Visitors come and go from a steamboat alongside Great Eastern. Quebec City, QC, 1861. McCord Museum, Montreal, Quebec. It took Quebec ferries two days to empty the Great Eastern of her men, women, children and horses. Lumber schooners lay about, begging for hands, but none of the big ship’s crew jumped. The mutineers had become transformed by Kennedy’s heavy hand, or the flattering welcome of Canada. Colonel Mauleversee sent fulsome praise of the ship to her directors.
Great Eastern at anchor off Quebec City, QC, 1861. McCord Museum, Montreal, Quebec.

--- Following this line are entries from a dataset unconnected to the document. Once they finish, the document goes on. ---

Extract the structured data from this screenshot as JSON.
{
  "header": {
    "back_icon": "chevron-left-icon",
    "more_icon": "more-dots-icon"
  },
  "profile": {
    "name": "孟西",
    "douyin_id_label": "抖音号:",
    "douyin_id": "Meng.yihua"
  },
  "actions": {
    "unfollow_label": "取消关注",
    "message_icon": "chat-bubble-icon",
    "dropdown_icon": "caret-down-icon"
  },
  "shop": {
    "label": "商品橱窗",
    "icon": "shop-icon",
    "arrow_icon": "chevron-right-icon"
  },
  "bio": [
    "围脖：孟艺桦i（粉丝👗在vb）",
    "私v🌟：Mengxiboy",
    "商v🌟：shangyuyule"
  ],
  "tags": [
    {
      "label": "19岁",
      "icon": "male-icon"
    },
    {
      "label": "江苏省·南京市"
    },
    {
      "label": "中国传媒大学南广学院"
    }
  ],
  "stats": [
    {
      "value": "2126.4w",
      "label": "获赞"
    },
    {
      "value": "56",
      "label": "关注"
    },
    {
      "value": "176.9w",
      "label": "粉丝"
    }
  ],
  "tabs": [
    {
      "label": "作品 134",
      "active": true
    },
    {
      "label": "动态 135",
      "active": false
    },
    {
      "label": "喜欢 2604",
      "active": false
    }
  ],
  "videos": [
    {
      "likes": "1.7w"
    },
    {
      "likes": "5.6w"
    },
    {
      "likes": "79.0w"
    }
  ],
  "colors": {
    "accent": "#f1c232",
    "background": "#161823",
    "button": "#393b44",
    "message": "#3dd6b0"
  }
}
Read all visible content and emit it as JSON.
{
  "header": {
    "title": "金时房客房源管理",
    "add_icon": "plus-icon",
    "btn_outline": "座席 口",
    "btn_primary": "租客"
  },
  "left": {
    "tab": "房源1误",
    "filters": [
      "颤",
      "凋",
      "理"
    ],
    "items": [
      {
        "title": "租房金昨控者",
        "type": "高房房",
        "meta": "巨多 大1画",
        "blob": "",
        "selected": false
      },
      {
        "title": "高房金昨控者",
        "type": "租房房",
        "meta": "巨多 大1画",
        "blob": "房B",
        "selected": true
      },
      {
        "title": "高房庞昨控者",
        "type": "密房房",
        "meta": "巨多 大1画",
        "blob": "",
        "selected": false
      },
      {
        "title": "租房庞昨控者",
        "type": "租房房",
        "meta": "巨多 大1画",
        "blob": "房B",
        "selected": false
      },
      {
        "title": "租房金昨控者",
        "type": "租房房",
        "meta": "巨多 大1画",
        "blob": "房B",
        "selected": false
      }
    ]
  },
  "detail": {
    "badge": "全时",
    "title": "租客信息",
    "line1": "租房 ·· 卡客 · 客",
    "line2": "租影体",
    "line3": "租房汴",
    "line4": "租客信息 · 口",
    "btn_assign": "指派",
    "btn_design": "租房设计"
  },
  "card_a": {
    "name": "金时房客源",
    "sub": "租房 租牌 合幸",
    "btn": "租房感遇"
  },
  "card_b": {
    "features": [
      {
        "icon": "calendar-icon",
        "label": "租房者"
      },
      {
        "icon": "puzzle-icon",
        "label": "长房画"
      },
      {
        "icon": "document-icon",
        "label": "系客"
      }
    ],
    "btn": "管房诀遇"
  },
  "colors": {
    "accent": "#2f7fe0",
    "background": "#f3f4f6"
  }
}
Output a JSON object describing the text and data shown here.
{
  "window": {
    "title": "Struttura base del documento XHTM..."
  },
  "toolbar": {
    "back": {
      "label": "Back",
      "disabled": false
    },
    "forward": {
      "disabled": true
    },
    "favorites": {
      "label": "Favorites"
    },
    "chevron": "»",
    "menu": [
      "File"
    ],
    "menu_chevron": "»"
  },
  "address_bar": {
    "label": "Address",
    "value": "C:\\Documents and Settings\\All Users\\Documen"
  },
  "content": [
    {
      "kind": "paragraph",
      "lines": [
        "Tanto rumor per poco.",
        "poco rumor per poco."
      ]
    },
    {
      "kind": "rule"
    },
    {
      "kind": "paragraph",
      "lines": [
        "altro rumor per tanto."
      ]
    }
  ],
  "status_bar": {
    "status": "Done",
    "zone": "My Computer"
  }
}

Young Kennedy was the lion of the hour. He gave out interviews praising the fine anchorage at Quebec, which he declared was superior to any port at which the Great Eastern had called. He had handled her in but one other port, Liverpool, but it was not the moment for quibbling. Quebeckers threw out their chests and predicted they had the future American Liverpool. The great ship carried a generous cargo of daffiness and always left some behind. She made for home early in August with 356 passengers and Godspeed from the Montreal paper, La Minerve, which said she would return “bientot a Quebec avec huit a 10,000 hommes de troupes” [“soon in Quebec with eight to 10,000 troops”]. It was a prediction with the true Brunel ring. [But] the Great Eastern never returned to Quebec. When she got home the War Office ended the charter and demolished the daydreams of the stockholders.